Magnetic-composite artificial muscle offers human-dwarfing strength in next-gen robotics.
Source: Ociacia/Getty Images.

 

A team at Ulsan National Institute of Science and Technology (UNIST) in South Korea has created a new type of artificial muscle, a magnetic-composite actuator, that can lift about 4,000 times its own weight. The device weighs roughly 1.13 grams and has demonstrated the ability to lift up to 5 kilograms, reports Live Science.

What makes this development noteworthy is the resolution of a long-standing trade-off in artificial-muscle design: either high flexibility with low strength, or high strength with low flexibility.

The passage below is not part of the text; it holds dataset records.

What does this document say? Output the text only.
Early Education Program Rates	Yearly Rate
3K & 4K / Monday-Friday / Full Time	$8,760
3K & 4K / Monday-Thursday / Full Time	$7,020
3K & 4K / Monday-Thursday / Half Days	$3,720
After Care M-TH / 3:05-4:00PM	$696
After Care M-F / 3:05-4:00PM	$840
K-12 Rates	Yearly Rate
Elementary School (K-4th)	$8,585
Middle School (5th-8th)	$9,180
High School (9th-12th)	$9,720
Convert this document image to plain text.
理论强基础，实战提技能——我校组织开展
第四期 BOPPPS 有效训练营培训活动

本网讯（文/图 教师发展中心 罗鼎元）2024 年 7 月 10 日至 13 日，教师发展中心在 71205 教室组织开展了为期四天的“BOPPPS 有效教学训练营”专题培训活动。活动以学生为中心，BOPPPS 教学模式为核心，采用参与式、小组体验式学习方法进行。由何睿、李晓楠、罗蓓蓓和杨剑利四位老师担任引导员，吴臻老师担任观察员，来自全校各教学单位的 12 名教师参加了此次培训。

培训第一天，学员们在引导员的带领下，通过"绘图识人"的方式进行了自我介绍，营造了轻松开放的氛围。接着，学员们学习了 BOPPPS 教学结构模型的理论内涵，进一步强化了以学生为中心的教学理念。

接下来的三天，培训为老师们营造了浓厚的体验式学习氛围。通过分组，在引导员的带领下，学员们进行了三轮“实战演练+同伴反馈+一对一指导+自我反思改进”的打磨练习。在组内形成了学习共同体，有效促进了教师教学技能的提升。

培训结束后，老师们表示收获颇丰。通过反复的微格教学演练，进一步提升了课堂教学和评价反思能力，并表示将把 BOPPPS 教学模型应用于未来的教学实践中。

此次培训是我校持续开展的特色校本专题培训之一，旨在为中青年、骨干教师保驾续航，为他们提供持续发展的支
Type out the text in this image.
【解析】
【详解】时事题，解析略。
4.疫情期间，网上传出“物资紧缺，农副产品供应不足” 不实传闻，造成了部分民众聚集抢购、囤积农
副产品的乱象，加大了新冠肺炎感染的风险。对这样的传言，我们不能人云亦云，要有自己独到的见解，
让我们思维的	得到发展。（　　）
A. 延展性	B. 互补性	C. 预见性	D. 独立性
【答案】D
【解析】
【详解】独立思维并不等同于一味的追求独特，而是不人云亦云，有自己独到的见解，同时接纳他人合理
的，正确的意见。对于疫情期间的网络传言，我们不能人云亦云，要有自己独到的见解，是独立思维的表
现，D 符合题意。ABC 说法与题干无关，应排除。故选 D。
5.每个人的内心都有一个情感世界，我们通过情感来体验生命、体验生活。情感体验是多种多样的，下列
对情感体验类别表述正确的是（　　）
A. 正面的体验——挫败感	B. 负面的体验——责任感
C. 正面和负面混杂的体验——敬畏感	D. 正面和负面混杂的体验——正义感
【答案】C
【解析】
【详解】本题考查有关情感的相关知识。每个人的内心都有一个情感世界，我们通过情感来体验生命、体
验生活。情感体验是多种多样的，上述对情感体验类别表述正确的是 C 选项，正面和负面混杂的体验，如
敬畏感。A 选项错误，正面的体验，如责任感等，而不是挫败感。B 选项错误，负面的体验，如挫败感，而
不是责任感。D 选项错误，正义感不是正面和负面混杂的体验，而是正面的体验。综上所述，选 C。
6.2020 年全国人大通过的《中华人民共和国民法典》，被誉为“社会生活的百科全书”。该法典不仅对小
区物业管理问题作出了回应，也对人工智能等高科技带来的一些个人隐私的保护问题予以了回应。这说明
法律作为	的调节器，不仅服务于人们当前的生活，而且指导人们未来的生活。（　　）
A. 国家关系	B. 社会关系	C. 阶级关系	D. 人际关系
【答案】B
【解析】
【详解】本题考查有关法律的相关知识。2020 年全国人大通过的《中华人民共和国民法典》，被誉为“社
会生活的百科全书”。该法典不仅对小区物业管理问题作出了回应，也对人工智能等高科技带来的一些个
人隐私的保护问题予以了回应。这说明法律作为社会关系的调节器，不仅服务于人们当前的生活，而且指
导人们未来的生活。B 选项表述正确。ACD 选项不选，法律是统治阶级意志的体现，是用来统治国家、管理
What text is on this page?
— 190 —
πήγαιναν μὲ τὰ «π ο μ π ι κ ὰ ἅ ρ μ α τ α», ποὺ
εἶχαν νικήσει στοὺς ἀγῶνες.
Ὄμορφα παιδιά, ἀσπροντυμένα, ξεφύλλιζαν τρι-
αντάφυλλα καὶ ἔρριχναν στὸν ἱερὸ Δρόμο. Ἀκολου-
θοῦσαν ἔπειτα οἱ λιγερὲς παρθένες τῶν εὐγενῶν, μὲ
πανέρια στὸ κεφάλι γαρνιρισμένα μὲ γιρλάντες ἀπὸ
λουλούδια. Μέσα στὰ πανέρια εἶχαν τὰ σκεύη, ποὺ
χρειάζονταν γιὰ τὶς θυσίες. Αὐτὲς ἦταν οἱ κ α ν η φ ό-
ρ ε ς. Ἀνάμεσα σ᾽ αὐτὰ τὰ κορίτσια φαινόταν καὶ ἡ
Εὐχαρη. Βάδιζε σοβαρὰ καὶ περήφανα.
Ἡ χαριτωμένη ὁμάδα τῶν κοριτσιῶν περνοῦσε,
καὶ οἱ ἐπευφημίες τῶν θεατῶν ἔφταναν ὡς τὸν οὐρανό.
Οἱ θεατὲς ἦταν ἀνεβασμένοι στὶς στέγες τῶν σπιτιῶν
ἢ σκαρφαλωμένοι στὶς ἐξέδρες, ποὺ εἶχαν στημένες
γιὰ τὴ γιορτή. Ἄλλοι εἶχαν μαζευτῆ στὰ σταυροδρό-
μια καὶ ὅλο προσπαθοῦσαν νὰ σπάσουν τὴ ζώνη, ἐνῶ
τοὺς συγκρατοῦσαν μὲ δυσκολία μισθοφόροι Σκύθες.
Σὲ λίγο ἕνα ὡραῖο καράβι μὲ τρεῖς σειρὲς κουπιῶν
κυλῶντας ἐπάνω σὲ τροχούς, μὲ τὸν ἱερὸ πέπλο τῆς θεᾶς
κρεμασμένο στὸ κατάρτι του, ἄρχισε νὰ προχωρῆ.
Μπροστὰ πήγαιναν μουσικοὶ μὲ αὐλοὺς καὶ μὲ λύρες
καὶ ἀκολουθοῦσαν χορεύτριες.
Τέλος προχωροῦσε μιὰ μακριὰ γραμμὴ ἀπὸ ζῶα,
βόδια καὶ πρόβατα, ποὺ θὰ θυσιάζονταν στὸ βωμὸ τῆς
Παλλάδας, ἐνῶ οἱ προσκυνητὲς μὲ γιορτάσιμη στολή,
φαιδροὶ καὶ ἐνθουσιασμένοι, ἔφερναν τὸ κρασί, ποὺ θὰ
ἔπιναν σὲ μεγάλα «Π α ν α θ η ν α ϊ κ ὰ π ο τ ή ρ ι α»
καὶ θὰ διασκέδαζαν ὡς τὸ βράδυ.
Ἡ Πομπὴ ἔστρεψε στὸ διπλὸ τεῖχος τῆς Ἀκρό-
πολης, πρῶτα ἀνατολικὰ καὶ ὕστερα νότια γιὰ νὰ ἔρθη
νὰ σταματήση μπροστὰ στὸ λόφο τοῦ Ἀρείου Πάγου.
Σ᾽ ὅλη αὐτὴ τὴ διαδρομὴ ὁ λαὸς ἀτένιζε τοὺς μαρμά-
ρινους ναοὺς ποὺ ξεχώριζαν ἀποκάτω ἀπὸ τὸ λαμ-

The new muscle uses a dual cross-linking composite: a covalently bonded chemical network and a reversible physical network. Magnetic microparticles (NdFeB) and a stiffness-tuning polymer matrix allow the muscle to switch between soft and stiff states, a key feature for robotic systems that need both compliance and load-bearing capability.

In contraction tests, the artificial muscle achieved an 86.4% strain, more than double that of human skeletal muscle, and a work density of about 1,150 kJ/m³, roughly 30 times of human muscle capability. Because it can stiffen when bearing heavy loads and soften when moving, the muscle becomes ideal for humanoid robots and wearable devices where motion and strength must be balanced.

Still, the accomplishment is at a proof-of-concept level. The researchers must now validate long-term durability, integration into full robotic systems, real-world control, and power-supply issues. For engineers working on robotics, automation, or wearable tech, this indicates a shift: actuators may no longer be bulky electric motors, but lightweight artificial muscles with human-or-better performance.

This magnetic-composite artificial muscle could redefine what robots can lift, how they move, and how human-machine systems are designed.